Hepimiz dilimiz döndüğünce ve kalemimiz yettiğince hem Başbakan Erdoğan'a, hem de Gezi eylemcilerine akıl vermeye, nasihat etmeye çalışıyoruz.
Böyle durumları işleyen fıkralardan birini hatırladım.
Vatikan bir yamyam kabilesini Katolik yapsın diye görevlendirilen bir papazı Afrika'nın ücra bir köşesine göndermiş. Aradan geçen aylar boyunca bu papazdan bir haber gelmeyince, ne olduğunu anlamak için bir papaz daha gönderilmiş yamyam kabilesine...
Bu yeni papaz yamyam kabilesinin reisini bulmuş ve sormuş ona...
- Size geçen yıl bir papaz gelmişti, acaba nerede şimdi?
Yamyam kabilesinin şefi gülmüş.
- Bize o kadar çok vaaz verdi ki, sonunda sıkıldık ve yedik onu, demiş.
İnsanlardan bıktım
Tabii ki olaylara ilişkin olarak vaaz verenleri kimsenin yemesi söz konusu değil... Ama bu arada Türkiye'nin istikrarını ve itibarını medyatik sofralar kurup hep birlikte günde üç öğün yemekteyiz. Bu sofralara her gün Avrupa ve Amerikan medyasından da konuklar gelmekteler.
Bu gibi durumları da işleyen bir yamyam fıkrası vardır.
Bütün yaşamı boyunca insan eti yiyen bir yamyamı normal insanların gittiği bir lokantada gören arkadaşı şaşırmış, "Ne işin var burada" diye sormuş. Yamyam bu soruya "İnsanlardan bıktım artık" diye cevap vermiş. Şöyle bir hatırlayın yaşadığımız olayların zarar ziyan bilançosunu ve ülkeye olumsuz yansımalarını...
Sonuçta Türkiye'ye, kendi ülkemize, gelecek kuşaklara karşı hep birlikte "Ölçüsüz şiddet" uyguladığımızı görmez misiniz?
Bu "Ölçüsüz şiddet" kavramını da tarihten esinlenen bir fıkra ile işleyebiliriz.
Ölçüsüz şiddet durumları
Şiddet olaylarının geldiği bir köye yeniçerilerle baskın yapan Osmanlı paşası, kargaşa ortamında cinayet işleyenleri ve kadınlara tecavüz edenleri yakalatıp, köyün meydanında toplamış. Yeniçerilerin başındaki ağaya "Cinayet işleyenleri öldüreceksiniz, tecavüz edenlere de siz tecavüz edeceksiniz" diyerek, kısas hukuku gereğine uyarlı bir emir vermiş.

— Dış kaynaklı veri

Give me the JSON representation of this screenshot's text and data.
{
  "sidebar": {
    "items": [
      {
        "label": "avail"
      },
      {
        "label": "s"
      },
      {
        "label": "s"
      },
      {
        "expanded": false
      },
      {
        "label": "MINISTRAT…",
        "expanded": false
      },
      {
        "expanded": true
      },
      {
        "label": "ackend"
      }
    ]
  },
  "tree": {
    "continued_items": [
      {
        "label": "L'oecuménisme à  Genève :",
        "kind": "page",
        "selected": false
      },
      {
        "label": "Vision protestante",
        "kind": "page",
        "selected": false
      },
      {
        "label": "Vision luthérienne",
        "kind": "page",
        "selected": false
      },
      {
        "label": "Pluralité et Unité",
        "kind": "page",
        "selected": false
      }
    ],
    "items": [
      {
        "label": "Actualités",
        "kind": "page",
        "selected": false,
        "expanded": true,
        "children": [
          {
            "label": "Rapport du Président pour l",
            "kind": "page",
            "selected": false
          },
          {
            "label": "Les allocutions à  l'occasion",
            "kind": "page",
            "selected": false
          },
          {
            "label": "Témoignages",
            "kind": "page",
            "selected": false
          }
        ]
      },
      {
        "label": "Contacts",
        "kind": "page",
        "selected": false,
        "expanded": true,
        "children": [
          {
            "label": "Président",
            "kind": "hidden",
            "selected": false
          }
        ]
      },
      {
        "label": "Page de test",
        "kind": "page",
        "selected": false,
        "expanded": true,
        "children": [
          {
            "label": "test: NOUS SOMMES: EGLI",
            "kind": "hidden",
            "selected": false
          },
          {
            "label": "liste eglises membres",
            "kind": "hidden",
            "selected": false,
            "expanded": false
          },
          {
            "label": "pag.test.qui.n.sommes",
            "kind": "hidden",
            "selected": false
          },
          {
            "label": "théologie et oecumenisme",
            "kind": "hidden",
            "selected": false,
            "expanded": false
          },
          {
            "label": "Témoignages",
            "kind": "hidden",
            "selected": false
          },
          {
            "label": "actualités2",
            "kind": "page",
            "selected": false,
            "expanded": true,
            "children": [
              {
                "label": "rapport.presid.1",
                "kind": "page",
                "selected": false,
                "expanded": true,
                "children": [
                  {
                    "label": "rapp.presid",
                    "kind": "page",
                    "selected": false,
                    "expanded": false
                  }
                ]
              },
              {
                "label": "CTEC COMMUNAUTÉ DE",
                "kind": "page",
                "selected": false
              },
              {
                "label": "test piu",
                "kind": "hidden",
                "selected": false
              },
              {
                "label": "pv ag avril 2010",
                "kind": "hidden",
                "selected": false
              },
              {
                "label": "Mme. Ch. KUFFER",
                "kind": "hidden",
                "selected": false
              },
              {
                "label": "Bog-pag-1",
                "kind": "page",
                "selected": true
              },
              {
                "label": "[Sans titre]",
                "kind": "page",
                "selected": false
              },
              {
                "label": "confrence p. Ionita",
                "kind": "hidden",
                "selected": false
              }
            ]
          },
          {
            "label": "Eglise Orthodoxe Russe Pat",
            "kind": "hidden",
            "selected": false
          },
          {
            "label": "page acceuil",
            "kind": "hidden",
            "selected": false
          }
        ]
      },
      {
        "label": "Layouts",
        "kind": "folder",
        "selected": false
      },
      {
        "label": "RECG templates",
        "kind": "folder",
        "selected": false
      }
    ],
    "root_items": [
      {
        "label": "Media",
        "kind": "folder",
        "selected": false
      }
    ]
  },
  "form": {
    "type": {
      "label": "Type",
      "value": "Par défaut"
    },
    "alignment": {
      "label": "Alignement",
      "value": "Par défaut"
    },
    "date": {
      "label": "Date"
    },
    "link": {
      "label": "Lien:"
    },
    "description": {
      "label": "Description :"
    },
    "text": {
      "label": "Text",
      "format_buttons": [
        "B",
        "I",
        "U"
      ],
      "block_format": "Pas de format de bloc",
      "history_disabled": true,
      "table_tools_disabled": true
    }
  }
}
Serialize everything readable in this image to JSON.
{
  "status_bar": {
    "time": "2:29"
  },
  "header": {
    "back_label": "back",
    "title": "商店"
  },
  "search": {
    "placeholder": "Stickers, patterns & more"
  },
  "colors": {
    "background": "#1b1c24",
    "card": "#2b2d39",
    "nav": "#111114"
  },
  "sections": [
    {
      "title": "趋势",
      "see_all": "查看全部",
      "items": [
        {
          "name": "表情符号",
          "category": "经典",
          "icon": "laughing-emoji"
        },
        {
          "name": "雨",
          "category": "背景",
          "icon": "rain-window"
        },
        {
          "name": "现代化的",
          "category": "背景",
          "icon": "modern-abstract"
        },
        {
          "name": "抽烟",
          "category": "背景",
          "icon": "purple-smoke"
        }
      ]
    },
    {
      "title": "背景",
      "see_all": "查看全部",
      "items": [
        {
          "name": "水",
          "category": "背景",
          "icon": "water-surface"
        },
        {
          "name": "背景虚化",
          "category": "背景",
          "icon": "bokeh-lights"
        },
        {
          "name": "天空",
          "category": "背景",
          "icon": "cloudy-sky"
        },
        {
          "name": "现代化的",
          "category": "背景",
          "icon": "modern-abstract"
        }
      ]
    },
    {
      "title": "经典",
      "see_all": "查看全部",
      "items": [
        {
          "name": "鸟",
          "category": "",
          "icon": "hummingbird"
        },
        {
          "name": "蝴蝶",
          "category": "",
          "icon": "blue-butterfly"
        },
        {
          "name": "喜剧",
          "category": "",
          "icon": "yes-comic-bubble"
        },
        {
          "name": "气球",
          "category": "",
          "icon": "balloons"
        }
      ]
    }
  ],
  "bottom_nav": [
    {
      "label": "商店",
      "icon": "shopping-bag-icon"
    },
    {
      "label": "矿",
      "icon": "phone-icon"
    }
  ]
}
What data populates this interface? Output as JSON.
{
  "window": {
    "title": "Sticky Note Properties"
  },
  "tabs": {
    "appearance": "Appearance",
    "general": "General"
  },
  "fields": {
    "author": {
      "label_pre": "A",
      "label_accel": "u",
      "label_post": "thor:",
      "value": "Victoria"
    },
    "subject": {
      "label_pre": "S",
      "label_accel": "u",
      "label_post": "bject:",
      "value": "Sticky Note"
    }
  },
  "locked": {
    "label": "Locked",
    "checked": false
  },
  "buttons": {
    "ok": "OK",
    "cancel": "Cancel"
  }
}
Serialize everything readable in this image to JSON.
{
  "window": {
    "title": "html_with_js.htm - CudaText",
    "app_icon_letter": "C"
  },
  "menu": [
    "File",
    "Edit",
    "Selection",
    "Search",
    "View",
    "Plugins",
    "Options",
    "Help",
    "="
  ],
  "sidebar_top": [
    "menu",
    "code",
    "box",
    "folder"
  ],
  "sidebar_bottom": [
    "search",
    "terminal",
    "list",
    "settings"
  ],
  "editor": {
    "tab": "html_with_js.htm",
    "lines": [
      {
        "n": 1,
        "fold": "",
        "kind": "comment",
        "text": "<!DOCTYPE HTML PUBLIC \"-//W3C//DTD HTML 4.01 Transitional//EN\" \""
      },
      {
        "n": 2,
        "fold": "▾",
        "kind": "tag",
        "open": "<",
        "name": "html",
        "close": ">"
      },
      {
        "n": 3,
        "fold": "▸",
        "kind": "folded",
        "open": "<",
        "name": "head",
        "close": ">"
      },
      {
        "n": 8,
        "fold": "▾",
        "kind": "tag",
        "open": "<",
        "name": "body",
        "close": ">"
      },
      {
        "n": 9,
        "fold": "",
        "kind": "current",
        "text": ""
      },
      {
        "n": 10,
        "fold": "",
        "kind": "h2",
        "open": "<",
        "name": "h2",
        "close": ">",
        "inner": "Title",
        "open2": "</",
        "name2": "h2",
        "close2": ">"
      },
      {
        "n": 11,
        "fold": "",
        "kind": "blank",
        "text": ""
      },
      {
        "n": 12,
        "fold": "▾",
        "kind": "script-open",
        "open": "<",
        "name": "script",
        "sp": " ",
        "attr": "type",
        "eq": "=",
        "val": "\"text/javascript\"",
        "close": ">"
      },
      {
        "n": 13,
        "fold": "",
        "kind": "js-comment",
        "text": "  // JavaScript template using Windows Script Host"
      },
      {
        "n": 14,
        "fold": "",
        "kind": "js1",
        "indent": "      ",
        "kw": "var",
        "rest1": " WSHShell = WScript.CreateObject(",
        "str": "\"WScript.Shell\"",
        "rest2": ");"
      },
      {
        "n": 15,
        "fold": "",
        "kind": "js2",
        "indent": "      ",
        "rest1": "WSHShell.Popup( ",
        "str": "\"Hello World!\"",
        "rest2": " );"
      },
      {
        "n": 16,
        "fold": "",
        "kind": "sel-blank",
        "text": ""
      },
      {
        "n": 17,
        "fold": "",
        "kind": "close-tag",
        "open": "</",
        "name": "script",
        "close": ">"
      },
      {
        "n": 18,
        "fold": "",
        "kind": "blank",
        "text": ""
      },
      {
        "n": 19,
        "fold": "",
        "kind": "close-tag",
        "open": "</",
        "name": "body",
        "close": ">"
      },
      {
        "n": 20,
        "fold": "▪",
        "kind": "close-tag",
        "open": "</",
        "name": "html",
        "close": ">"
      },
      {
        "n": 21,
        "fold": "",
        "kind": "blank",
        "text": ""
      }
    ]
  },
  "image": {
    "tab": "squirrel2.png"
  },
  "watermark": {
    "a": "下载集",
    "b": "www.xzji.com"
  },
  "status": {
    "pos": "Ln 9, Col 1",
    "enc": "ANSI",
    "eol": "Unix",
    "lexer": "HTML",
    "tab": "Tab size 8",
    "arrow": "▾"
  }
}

Yeniçeriler emrin gereğini infaz etmek üzere suçluları ormana götürürlerken bunlardan biri yanında yürüyen yeniçeriyi "Sakın karıştırma, bana tecavüz edeceksin" diye uyarıyormuş.
Olaylar nedeniyle gündemimizde bir de "Komplolar" var.
Mısır'daki Tahrir kalkışmasını yerinde izleyen bir yabancı meslektaşımla dün birlikteydim. Bu kalkışmanın provasının dört yıl önce başlatıldığını ve dünyanın diğer ülkelerindeki benzer kalkışmalarda sahnelenen senaryonun ortak öğelerini anlattı bana.
Siyasi duyma özürlüleriz
Bir tiyatro sanatçısı arkadaşımın geçen yıllarda yaşadıklarını hatırladım bu senaryoların sahnelenmesini dinlerken.
Bir komediyi sahneliyorlarmış. Ancak ön sıralarda oturan dinleyiciler bırakın gülmeyi, gülümsemiyorlarmış bile. Moralleri çok bozulmuş oyuncuların. Oyundan sonra öğrenmişler bu durumun nedenini. Meğer ilk üç sırada oturanlar, bir eğitim kurumu tarafından tiyatroya getirilen duyma özürlü gençlermiş.
Bizler de siyasi konumuza göre duymak istemediklerimiz seslendirilince bunları duymayan, siyasi duyma özürlüler toplumu değil miyiz? Franz Lehar'ın "Hayatta ne olursa olsun devamlı tebessüm etmek gerekir" şeklindeki Çin geleneğini işleyen "Tebessümler Diyarı" ( Das Land des Leachelns) operetini belki görmüşsünüzdür. Yaşasaydı ve Türk olsaydı herhalde "Acı Tebessümler Diyarı"nı da yapardı.